Apple Watch isn't a smash hit, but it could be a sleeper
Nearly a year ago, the Apple Watch was released to great fanfare, with many in the tech press expecting the digital smartwatch to become the next must-have gadget.
Some 11 months after its April 10 debut, billboards and TV ads touting the Watch are scant compared to past launches of the iPhone or iPod. It's hard to find huge crowds of young folks sporting the Watch in public, even in techie havens like San Francisco.
The sea-change in public behaviour - say everyone tethered to their wrist rather than bending over their phone - just hasn't happened. And Apple CEO Tim Cook's public stance on encryption is doing more to distance him from the long shadow of late Apple co-founder Steve Jobs than this new device.
"The Watch hasn't been a hit like a typical Apple product," says Gene Munster, an analyst with Piper Jaffray. "It's taken time for people to understand how to get the most of it."
As Apple meets the press today to launch new products, the next version of Apple Watch isn't expected to be among the offerings. Instead, Apple is anticipated to offer some new watch bands and hold the new Watch for the fall.
But current estimates of Watch sales are far lower than the most optimistic estimates that were made before the Watch launched. Some had projected sales as high as 40 million in the first full 12 months of sales.
Piper Jaffray's Munster predicts the Watch will eventually catch on. "Over time, it will be a sleeper," he said.
Among the relatively small category of smartwatches, it's already gained significant market share.
The Watch, sold as a wearable companion to the iPhone for checking the time, getting notifications and using apps to help stay fit, has received mixed reviews, both from the tech press and consumers. Some love it, wearing it daily.
"I feel lost without it," says Marc Cohen, a Los Angeles film marketing executive. Mike Calf, 25, a recent college grad in New York who recently bought the Watch says it took some time to get used to. "But it's really grown on me. I like getting notifications on my wrist."
Others barely use it, complaining about having a watch that can barely be used without a companion iPhone, and apps that don't do much.
Alex Welch, the co-founder of Denver-based Lasso Media, says he used the Watch for a week, but stopped due to having to re-charge the battery often. "Fitness stuff was cool, but I prefer Fitbit."
Monica Rohleder Duffy of Los Angeles loves her watch as a "remote control for my phone," but admits that beyond time and notifications, the rest of the features "I don't know how to use." The apps are tiny, "I can't open Facebook," and overall, the watch face is "too small. I'd love a bigger face."
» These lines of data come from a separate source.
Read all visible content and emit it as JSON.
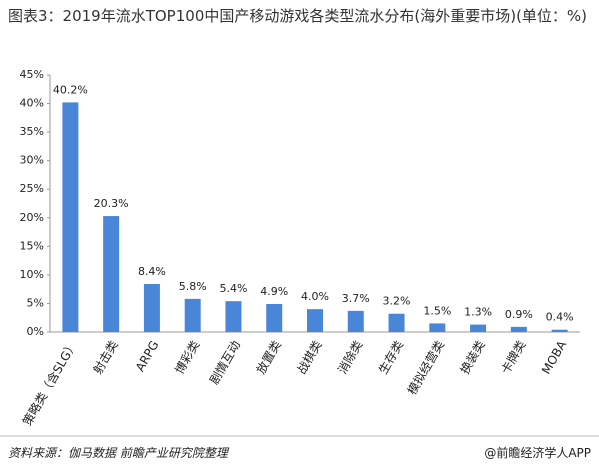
{
  "chart_data": {
    "type": "bar",
    "title": "图表3：2019年流水TOP100中国产移动游戏各类型流水分布(海外重要市场)(单位：%)",
    "categories": [
      "策略类（含SLG）",
      "射击类",
      "ARPG",
      "博彩类",
      "剧情互动",
      "放置类",
      "战棋类",
      "消除类",
      "生存类",
      "模拟经营类",
      "换装类",
      "卡牌类",
      "MOBA"
    ],
    "values": [
      40.2,
      20.3,
      8.4,
      5.8,
      5.4,
      4.9,
      4.0,
      3.7,
      3.2,
      1.5,
      1.3,
      0.9,
      0.4
    ],
    "value_labels": [
      "40.2%",
      "20.3%",
      "8.4%",
      "5.8%",
      "5.4%",
      "4.9%",
      "4.0%",
      "3.7%",
      "3.2%",
      "1.5%",
      "1.3%",
      "0.9%",
      "0.4%"
    ],
    "color": "#4a86d8",
    "ylim": [
      0,
      45
    ],
    "yticks": [
      {
        "value": 0,
        "label": "0%"
      },
      {
        "value": 5,
        "label": "5%"
      },
      {
        "value": 10,
        "label": "10%"
      },
      {
        "value": 15,
        "label": "15%"
      },
      {
        "value": 20,
        "label": "20%"
      },
      {
        "value": 25,
        "label": "25%"
      },
      {
        "value": 30,
        "label": "30%"
      },
      {
        "value": 35,
        "label": "35%"
      },
      {
        "value": 40,
        "label": "40%"
      },
      {
        "value": 45,
        "label": "45%"
      }
    ],
    "source": "资料来源：伽马数据 前瞻产业研究院整理",
    "credit": "@前瞻经济学人APP"
  }
}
Jeff Zwelling, the chief operating officer of online jobs site ZipRecruiter said he started wearing the watch reluctantly. It was a gift from an assistant to keep him on track with company meetings.
"I had never worn a watch before," he says. But for keeping him on schedule, "It worked better than anything I've ever experienced."
Like Duffy, the Watch works for calendar, appointments and notifications, but the apps leave a lot to be desired. The ride-hailing app Uber works as advertised - but Zwelling had trouble adjusting it to use the lower-priced Uber X service instead of full-featured Uber, and the app for the Ring Video doorbell has audio, but no picture of the person at your front door, which you get on the iPhone app.
Just like the iPad and iPhone, which grew substantially in the years after its launch, analysts say the Watch will see pickup in the coming years.
"The adoption curve for smartwatches is longer than it was for tablets and phones," says Matte of Canalys. "It will just take some time."